ONE of the North-East's rarest insects returned to a nature reserve where reedbeds were restored to save them being lost for ever.
The Banded Demoiselle damselfly (calopteryx splendens), which is at the northernmost edge of its British range, has returned to Billingham Beck Country Park on the edge of Billingham.
The reason is the revival of the park's reedbeds through a £5,000 project started in 1998 by Stockton Borough Council, which owns the park, and helped by hydrological work carried out by Inca.
Funding came through the Landfill Tax Credit scheme, via ICI Chemicals and Polymers Ltd and ConocoPhillips Petroleum.
In 1998, the 3.8 hectares of reedbeds were in danger because the construction of the A19 in the 1970s meant their natural water sources were severely disrupted.

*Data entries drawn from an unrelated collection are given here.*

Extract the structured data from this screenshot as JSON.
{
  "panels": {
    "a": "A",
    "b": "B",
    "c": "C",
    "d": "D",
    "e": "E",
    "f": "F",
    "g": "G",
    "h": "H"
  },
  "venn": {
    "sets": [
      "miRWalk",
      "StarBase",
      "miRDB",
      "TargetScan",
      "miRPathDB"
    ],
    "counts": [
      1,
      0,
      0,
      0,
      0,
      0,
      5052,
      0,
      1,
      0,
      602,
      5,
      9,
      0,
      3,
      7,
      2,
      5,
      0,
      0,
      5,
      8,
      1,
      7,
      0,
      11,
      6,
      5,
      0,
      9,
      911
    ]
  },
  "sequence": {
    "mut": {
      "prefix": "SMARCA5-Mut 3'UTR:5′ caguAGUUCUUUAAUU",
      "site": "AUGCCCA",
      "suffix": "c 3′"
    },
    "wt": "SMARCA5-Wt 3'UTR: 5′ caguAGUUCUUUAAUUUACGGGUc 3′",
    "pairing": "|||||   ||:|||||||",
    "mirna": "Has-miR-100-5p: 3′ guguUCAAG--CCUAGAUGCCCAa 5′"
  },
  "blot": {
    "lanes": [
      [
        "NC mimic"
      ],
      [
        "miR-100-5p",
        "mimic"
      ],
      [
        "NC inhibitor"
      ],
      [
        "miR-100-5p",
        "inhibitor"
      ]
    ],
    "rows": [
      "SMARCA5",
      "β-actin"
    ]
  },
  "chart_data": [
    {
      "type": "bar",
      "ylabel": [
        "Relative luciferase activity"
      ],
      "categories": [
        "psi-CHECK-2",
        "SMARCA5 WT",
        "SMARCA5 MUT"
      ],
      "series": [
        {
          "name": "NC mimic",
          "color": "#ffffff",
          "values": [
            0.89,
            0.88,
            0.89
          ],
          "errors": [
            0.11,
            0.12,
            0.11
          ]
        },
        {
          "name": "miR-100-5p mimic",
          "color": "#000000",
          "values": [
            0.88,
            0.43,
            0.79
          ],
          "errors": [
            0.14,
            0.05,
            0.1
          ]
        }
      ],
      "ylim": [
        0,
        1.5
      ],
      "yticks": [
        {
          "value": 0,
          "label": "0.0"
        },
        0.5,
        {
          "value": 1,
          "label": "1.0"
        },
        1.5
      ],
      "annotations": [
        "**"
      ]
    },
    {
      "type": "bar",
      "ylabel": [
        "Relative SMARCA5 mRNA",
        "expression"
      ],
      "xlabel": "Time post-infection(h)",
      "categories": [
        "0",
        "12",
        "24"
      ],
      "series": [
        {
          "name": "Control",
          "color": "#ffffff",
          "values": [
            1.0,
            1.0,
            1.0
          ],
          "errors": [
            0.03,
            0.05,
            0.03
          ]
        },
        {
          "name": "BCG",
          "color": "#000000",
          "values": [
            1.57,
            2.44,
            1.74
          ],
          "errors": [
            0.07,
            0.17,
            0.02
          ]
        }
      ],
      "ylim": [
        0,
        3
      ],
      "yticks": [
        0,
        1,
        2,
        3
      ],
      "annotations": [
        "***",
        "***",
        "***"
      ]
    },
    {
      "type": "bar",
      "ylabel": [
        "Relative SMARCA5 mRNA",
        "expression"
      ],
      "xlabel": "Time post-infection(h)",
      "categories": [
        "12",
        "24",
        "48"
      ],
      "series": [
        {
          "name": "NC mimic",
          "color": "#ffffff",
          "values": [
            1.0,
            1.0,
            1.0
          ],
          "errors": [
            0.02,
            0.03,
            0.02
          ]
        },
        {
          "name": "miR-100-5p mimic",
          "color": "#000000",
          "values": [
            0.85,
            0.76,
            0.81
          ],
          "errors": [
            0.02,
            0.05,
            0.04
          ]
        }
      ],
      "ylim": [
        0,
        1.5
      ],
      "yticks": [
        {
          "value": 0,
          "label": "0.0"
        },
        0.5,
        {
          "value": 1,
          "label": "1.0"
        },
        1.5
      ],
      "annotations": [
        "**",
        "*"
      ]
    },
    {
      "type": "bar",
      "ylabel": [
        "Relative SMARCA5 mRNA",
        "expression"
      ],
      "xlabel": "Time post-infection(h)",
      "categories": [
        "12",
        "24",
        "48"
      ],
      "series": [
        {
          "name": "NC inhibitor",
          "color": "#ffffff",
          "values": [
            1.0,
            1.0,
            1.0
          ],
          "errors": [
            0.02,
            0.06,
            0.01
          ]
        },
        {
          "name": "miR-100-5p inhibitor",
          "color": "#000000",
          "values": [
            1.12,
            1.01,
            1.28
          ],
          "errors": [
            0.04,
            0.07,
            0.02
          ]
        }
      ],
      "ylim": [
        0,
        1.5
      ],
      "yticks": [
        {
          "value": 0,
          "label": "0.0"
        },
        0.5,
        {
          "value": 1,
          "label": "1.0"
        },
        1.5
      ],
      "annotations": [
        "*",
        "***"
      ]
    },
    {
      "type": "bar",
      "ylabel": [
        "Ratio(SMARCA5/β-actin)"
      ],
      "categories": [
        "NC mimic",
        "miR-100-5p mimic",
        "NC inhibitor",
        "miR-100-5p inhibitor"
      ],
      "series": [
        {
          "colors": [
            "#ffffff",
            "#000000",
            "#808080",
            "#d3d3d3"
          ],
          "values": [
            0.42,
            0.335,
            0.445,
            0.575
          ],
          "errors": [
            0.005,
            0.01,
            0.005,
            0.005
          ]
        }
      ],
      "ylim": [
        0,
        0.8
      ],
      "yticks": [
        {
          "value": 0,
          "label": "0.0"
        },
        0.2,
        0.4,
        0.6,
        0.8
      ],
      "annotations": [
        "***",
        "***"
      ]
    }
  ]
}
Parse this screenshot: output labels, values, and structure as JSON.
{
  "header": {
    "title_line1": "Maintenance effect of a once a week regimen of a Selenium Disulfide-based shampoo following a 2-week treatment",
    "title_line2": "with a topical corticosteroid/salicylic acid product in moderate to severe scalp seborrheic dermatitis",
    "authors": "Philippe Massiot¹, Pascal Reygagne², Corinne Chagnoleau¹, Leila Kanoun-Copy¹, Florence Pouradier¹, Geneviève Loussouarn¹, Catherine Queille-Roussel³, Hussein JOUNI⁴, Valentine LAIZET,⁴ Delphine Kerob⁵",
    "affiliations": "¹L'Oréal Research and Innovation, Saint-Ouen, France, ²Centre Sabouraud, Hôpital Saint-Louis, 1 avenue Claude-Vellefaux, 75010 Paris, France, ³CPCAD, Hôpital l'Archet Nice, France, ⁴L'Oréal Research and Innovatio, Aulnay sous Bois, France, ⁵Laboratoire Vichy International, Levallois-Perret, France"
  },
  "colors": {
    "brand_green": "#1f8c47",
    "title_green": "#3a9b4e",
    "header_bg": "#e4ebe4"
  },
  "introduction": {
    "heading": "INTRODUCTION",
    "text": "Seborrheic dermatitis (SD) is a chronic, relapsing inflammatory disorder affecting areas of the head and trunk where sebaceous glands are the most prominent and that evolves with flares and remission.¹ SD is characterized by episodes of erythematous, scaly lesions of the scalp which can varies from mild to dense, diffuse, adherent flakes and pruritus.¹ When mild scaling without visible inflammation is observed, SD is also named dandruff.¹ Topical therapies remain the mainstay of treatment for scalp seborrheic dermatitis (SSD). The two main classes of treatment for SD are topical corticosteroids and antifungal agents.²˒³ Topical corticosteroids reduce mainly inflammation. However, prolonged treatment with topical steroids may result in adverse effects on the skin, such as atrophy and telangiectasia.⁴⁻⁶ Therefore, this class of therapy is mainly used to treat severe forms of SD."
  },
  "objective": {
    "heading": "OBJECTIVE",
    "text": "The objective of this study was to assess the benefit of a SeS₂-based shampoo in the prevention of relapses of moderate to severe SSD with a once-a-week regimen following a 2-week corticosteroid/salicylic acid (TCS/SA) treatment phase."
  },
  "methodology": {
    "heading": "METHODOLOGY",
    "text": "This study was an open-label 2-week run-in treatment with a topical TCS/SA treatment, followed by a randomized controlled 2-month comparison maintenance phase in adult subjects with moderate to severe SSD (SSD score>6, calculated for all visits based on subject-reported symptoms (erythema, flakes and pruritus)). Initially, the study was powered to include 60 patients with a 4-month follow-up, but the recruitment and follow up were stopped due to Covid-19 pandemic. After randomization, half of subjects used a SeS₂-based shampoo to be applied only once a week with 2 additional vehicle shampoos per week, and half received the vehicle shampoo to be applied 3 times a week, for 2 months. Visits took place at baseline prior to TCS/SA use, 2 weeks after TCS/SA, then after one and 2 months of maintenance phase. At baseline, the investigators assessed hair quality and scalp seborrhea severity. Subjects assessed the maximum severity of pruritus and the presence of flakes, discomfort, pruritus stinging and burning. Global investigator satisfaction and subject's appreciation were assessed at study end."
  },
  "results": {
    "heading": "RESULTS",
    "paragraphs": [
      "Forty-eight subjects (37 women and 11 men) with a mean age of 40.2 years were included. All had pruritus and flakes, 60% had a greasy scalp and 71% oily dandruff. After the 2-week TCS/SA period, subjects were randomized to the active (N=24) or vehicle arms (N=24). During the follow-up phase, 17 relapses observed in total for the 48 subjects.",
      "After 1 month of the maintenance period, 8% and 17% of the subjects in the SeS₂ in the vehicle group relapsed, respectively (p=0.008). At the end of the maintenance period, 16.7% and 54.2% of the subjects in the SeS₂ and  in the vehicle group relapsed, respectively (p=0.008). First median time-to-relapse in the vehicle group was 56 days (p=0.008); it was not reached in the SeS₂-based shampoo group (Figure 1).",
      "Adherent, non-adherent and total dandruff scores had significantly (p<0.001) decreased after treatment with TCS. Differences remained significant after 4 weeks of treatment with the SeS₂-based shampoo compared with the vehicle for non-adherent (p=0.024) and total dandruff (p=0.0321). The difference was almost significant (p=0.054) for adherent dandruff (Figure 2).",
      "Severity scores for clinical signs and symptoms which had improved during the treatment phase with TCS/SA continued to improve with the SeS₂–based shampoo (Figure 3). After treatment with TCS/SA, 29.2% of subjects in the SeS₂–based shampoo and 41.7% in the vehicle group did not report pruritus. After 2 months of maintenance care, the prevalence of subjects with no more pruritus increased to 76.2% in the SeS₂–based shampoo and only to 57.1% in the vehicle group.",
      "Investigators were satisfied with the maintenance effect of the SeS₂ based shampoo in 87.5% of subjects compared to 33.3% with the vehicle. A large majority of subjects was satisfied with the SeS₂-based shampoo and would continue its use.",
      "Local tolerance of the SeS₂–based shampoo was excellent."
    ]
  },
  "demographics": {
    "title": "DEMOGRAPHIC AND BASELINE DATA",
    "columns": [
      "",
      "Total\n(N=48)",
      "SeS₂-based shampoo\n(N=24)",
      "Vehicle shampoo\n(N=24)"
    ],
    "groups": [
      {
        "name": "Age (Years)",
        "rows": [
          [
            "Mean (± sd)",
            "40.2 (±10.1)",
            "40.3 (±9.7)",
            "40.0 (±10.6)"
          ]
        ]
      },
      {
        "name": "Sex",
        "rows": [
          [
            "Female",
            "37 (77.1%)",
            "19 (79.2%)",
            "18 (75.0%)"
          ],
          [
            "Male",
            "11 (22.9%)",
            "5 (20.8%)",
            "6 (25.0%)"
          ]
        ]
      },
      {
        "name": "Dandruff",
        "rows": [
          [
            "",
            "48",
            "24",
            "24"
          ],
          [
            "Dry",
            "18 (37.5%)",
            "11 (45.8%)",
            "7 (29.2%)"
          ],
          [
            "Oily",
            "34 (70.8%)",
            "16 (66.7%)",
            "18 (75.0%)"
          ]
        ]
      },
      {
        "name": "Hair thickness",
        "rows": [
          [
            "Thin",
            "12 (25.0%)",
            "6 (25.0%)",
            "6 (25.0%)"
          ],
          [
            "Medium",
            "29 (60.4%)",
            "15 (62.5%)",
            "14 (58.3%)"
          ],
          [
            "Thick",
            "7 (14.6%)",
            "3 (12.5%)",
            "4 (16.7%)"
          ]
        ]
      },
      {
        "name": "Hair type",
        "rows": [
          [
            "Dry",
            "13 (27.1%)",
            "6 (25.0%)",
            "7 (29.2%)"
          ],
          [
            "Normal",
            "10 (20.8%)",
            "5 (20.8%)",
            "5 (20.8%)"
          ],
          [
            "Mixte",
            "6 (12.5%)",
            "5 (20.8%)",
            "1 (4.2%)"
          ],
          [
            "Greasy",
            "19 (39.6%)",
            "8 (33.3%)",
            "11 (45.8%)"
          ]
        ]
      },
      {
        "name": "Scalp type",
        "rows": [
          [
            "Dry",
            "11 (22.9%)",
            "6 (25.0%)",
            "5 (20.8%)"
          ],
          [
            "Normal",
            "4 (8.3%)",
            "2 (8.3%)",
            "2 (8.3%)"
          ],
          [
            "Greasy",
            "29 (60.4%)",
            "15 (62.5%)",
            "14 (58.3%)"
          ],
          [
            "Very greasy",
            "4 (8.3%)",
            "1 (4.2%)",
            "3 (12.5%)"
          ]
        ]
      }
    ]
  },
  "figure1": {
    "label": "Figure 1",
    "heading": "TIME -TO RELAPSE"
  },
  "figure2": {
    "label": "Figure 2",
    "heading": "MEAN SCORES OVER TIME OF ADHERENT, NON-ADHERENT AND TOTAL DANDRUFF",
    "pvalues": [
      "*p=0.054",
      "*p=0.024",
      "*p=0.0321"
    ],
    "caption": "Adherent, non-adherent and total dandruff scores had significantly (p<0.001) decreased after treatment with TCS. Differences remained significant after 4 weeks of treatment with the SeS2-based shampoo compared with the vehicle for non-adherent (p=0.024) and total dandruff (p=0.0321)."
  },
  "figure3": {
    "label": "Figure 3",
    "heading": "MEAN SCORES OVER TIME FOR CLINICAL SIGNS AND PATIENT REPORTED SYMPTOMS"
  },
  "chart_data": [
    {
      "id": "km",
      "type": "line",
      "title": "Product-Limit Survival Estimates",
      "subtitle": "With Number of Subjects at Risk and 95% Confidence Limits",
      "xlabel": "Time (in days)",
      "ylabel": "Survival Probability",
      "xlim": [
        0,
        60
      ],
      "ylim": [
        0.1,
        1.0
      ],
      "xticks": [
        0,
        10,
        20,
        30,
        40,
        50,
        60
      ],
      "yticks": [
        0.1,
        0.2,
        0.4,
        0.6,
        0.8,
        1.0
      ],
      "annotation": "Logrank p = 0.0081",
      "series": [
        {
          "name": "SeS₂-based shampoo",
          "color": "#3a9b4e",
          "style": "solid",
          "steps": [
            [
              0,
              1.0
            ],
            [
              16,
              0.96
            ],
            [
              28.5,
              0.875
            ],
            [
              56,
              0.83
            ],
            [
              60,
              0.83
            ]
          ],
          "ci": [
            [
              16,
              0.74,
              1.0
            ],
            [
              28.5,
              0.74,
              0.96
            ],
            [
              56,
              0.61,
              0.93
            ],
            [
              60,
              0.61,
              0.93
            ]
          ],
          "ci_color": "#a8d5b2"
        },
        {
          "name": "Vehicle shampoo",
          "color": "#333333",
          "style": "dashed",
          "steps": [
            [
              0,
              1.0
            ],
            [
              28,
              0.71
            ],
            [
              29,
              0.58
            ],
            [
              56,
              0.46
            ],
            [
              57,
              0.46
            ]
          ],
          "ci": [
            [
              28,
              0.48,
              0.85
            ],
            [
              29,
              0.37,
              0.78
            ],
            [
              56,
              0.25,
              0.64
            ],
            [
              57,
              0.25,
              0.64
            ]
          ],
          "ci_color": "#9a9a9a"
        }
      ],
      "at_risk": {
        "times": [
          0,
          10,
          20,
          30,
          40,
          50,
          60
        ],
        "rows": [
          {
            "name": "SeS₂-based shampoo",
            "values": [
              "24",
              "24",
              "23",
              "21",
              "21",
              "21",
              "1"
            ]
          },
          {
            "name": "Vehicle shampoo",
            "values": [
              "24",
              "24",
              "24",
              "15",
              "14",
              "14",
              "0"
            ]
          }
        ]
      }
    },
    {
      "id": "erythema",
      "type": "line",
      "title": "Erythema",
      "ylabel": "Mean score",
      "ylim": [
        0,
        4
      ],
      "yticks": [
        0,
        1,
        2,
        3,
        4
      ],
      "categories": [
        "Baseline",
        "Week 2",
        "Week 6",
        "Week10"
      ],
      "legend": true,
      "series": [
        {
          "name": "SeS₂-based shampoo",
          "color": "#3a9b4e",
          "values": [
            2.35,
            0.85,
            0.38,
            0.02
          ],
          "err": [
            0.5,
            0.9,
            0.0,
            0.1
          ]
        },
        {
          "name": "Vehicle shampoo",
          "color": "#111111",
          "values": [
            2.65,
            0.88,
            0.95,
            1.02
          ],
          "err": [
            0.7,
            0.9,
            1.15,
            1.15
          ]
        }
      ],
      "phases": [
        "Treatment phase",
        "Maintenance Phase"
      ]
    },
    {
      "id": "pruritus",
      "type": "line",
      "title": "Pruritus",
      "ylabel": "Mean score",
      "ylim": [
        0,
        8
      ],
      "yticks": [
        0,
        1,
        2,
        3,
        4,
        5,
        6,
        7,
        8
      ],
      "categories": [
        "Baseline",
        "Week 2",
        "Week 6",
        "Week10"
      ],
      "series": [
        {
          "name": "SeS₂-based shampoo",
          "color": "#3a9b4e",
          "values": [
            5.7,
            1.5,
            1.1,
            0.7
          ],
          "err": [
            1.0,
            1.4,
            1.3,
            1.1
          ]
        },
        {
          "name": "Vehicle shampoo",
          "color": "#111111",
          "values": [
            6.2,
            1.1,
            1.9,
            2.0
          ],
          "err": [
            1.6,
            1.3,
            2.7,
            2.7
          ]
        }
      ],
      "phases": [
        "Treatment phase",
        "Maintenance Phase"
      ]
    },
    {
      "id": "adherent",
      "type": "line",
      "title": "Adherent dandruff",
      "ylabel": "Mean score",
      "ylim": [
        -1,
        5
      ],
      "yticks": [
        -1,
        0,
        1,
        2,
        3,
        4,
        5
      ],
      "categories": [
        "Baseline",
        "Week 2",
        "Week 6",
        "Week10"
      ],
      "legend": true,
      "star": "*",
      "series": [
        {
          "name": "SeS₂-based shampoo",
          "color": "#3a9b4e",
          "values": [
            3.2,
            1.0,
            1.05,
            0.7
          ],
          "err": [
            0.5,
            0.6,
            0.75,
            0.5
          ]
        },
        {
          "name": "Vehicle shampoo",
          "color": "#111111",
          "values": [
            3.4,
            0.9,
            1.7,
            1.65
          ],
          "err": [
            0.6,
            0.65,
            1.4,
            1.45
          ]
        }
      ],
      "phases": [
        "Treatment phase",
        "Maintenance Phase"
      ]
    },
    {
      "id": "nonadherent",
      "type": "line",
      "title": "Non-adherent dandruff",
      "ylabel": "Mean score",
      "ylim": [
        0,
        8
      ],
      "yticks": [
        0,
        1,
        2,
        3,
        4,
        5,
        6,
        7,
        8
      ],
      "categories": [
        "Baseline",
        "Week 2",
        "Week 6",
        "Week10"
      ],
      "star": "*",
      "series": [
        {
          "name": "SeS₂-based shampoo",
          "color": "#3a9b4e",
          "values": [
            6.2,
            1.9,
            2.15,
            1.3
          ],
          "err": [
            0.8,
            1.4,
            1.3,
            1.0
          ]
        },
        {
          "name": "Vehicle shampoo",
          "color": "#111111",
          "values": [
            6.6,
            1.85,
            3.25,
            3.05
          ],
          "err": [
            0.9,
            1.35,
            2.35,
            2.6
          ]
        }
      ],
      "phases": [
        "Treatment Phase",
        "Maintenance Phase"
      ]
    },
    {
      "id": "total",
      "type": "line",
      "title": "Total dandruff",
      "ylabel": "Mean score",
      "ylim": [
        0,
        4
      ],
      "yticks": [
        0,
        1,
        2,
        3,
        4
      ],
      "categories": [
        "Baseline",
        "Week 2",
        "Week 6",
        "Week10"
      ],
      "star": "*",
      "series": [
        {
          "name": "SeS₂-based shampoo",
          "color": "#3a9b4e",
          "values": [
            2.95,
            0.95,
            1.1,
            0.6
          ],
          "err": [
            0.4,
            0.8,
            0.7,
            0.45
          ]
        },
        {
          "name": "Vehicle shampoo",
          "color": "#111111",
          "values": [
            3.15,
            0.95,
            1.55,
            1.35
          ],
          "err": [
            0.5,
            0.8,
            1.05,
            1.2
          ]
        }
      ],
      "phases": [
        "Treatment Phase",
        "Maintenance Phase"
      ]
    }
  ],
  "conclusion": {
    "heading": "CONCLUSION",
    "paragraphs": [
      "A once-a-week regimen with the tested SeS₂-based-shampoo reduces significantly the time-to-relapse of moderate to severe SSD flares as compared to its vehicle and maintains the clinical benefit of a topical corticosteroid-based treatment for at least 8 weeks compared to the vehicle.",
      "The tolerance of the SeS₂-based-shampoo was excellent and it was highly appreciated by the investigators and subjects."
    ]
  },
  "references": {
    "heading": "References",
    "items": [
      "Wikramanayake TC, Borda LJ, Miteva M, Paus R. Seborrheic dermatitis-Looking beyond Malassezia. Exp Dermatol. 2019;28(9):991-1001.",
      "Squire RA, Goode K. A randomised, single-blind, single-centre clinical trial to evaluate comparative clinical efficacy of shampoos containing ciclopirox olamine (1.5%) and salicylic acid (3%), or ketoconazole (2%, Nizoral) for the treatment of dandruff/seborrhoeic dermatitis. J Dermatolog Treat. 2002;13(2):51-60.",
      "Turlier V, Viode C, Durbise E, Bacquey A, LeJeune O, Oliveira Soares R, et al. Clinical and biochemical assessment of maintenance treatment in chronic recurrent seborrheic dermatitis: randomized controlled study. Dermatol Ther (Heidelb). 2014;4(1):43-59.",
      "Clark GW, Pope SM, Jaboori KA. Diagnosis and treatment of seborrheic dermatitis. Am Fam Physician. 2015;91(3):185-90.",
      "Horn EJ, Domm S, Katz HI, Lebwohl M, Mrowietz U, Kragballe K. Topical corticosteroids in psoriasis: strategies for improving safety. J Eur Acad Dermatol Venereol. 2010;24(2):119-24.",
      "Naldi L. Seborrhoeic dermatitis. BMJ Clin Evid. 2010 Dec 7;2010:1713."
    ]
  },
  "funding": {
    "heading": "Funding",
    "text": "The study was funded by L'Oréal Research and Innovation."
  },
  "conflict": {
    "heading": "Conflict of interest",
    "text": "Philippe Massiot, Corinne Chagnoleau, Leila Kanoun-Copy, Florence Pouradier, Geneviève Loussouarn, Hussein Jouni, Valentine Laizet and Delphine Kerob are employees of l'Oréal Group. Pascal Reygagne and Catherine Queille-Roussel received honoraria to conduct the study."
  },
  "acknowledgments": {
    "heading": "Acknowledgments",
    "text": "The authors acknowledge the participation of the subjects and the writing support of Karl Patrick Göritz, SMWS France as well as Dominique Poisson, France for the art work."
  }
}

There was a risk they would dry out, robbing insects and birds of valuable habitat.
Wetlands are an internationally important habitat increasingly under threat from land development, so project engineers re-routed existing water through a system of sluices.
The reedbeds were restored to their former glory, and this is capped by the arrival of the Banded Demoiselle. One of several rare damselflies at the site, they have vivid blue/green bodies. Common in southern England, they have been steadily moving northwards as the climate becomes warmer.
Their previous northern strongholds included small wetland pockets on Teesside and they have been reported along the banks of the river Swale, in North Yorkshire, and in increasing numbers on the Wear, in County Durham. Their presence is always significant because Banded Demoiselles prefer pure, unpolluted water in which to rear their young.
Stockton Borough Council adopted the insect as one of its target species for the borough and Billingham Beck Country Park managers chose it for particular attention as part of the Adopt-a-Species programme instigated by Inca.